How to Standardize Data in Python
Published on Aug. 22, 2023, 12:16 p.m.
To standardize data in Python, you can use the StandardScaler()
function from the scikit-learn
library. Here’s an example of how to use the StandardScaler()
function to standardize a dataset:
from sklearn.preprocessing import StandardScaler
import pandas as pd
# load the dataset into a pandas DataFrame
df = pd.read_csv('example_data.csv')
# prepare the data by separating the input features (X) from the target variable (y)

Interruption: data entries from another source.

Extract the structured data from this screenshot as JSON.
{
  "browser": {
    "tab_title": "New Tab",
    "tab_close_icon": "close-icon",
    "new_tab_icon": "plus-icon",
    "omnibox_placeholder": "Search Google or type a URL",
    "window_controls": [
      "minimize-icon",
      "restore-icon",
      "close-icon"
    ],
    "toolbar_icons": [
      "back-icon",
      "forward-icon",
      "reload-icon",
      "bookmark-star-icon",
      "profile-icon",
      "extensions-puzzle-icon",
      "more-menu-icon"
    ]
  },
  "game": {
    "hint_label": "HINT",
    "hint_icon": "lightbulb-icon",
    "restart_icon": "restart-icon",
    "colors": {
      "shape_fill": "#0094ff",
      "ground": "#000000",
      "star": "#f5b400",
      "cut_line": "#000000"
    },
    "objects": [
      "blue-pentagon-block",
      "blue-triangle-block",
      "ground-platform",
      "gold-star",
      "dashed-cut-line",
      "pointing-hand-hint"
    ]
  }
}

X = df.drop('target_variable', axis=1)
# create a StandardScaler object and use it to scale the input features
scaler = StandardScaler()
scaled_X = scaler.fit_transform(X)
# print the first five rows of the scaled data
print(scaled_X[:5])
In this example, we first load the example data into a pandas DataFrame and separate the input features from the target variable. We then create a StandardScaler
object and use it to fit and transform the input features using the fit_transform()

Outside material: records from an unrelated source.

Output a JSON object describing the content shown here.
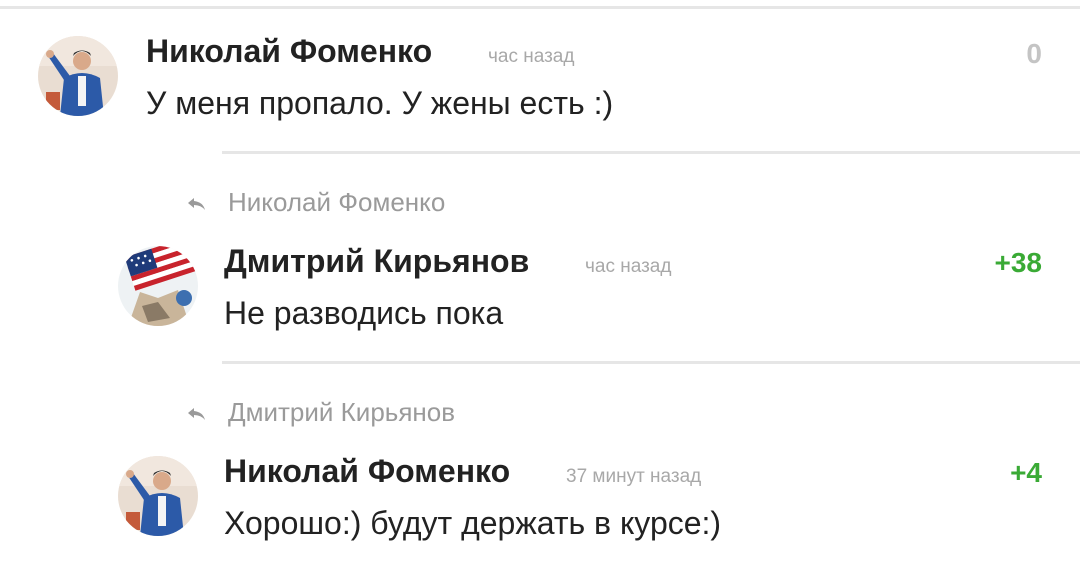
{
  "comments": [
    {
      "author": "Николай Фоменко",
      "time": "час назад",
      "score": "0",
      "text": "У меня пропало. У жены есть :)"
    },
    {
      "reply_to": "Николай Фоменко",
      "author": "Дмитрий Кирьянов",
      "time": "час назад",
      "score": "+38",
      "text": "Не разводись пока"
    },
    {
      "reply_to": "Дмитрий Кирьянов",
      "author": "Николай Фоменко",
      "time": "37 минут назад",
      "score": "+4",
      "text": "Хорошо:) будут держать в курсе:)"
    }
  ],
  "colors": {
    "positive_score": "#3aaa35",
    "zero_score": "#c4c4c4",
    "meta_gray": "#a8a8a8"
  },
  "icons": {
    "reply": "reply-arrow-icon",
    "avatar_nikolai": "man-in-blue-jacket-avatar",
    "avatar_dmitry": "us-flag-avatar"
  }
}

method. Finally, we output the first five rows of the scaled data to the console.
Note that the fit_transform()
method updates the state of the StandardScaler
object, so if you want to apply the scaling to new data later on, you should use the transform()
method instead.
When you standardize data, you transform it to have a mean of 0 and a standard deviation of 1. Standardization is often useful when the input features have different units and scales, and you want to make sure that each feature contributes equally to the analysis.